February 2015, Hodder & Stoughton, 320 pages, Paperback, Review copy
Content: teen romance, depression, suicide, dark humour,
Summary from Hodder and Stoughton
Aysel and Roman are practically strangers, but they've been drawn into an unthinkable partnership. In a month's time, they plan to commit suicide - together.
Aysel knows why she wants to die: being the daughter of a murderer doesn't equal normal, well-adjusted teenager. But she can't figure out why handsome, popular Roman wants to end it all....and why he's even more determined than she is.
With the deadline getting closer, something starts to grow between Aysel and Roman - a feeling she never thought she would experience. It seems there might be something to live for, after all - but is Aysel in so deep she can't turn back?

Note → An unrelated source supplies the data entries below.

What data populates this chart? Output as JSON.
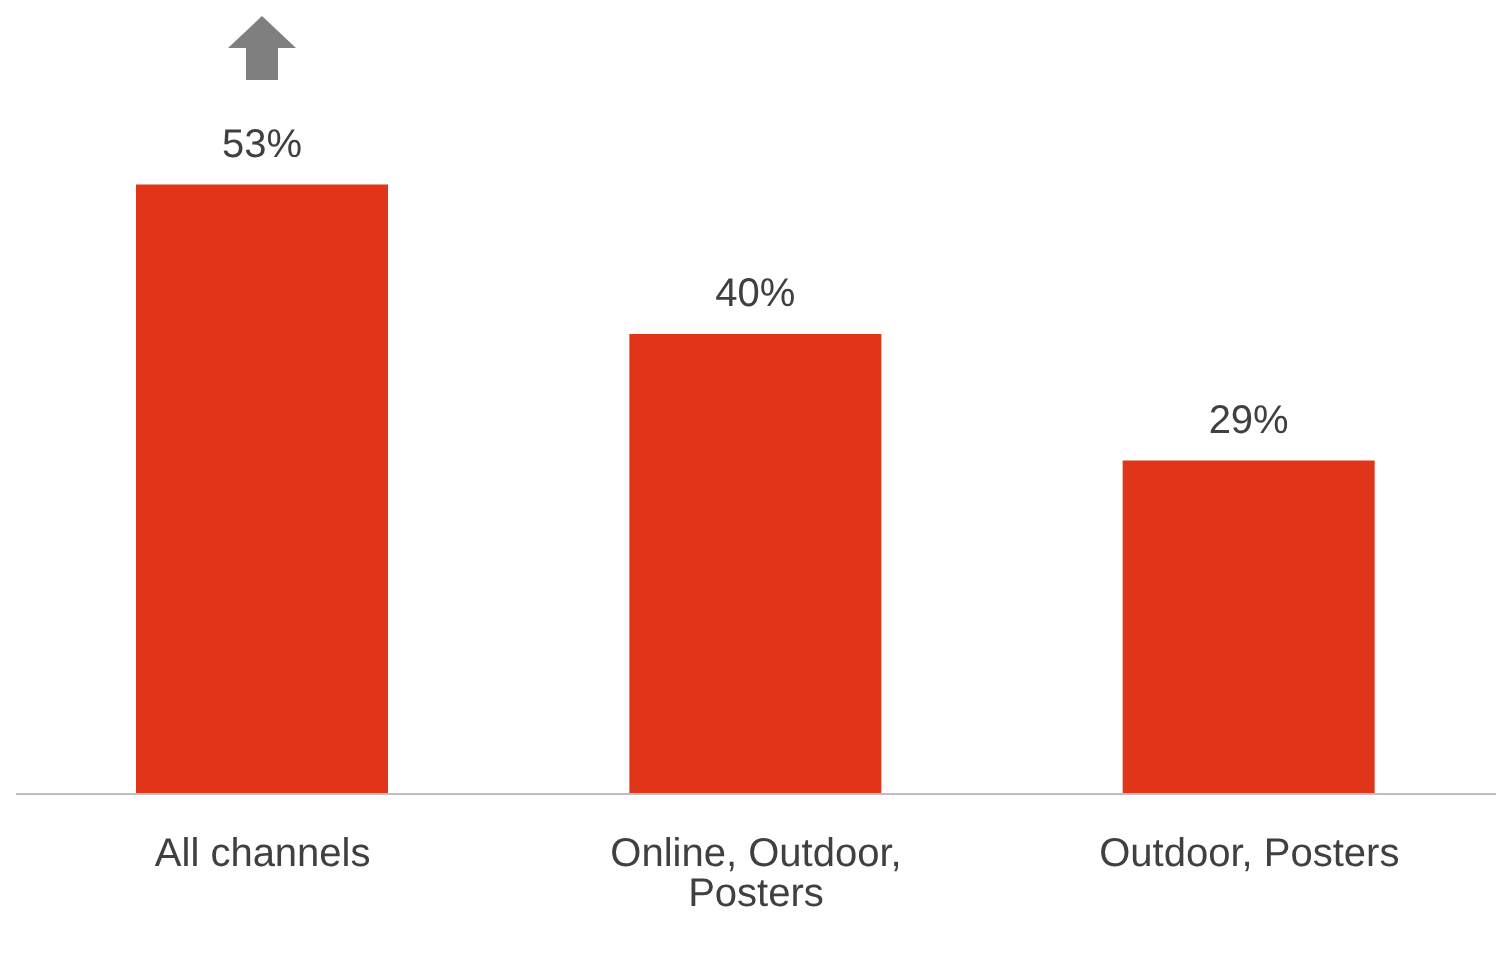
{
  "chart_data": {
    "type": "bar",
    "categories": [
      "All channels",
      "Online, Outdoor, Posters",
      "Outdoor, Posters"
    ],
    "values": [
      53,
      40,
      29
    ],
    "color": "#e03518",
    "value_labels": [
      "53%",
      "40%",
      "29%"
    ],
    "tick_labels": "x"
  }
}
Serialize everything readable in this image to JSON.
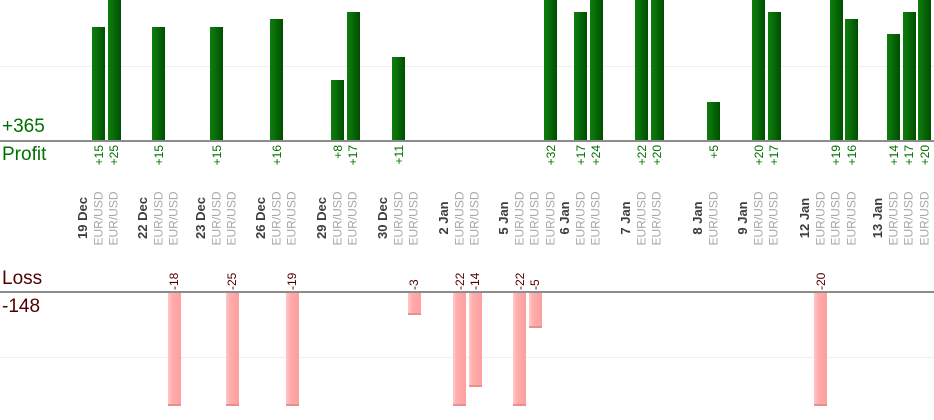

Nayu's thoughts (which were typed fast and whose length won't correlate with the meaning of a short 'n' sweet review)
By nature of the concept of depressed teens seeking suicide I knew this wasn't a happy go lucky read. But I couldn't not find out what happened in the end, which wasn't disappointing or what I'd expected, yet was wonderful in all that it meant. Both Aysel and Roma have tough lives, and because through no fault of their own they haven't had the exact support which they would need to steer them away from suicide they end up meeting each other, and a lot more. Knowing what they both want to do was always at the front of my thoughts as I witnessed them unwillingly find a bit of joy in life, however they hard they tried to do deny it. Aysel more than Roma feels that she is finally living, which is a bit crazy since she is planning her death.
There are some things they both do which I thought was stupid and not right, regardless of whether they wanted to die or not, but wanting to die removed some sense of self-preservation and restrain against what was considered safe. It was a hard going read which I read in sections to avoid getting too down about where their troubled lives were heading. I wouldn't recommend it as a bedtime read as it is thought provoking and led to prayers of hope and direction for those who feel they are unworthy of living.
Support for mental illness can be be sketchy, and I feel is hugely individual because everyone's situation is unique. Aysel needed to be shown how to live, and Roma – well he needed a brain transplant! Aysel hadn't had enough emotional support, and Roma was too locked in a cycle of self-torment and grief to understand that his life was worth living despite the tragedy which had struck his family. Even if adults had initially tried to persuade Aysel & Roma to keep living (not that they knew of their intentions), neither one was in a receptive mood and had to experience certain aspects of life together before their minds could be changed. Hopefully that makes sense. This is certainly a book readers will discuss with others, and open people's eyes to the complexity of the mind regardless of how old the protagonist is.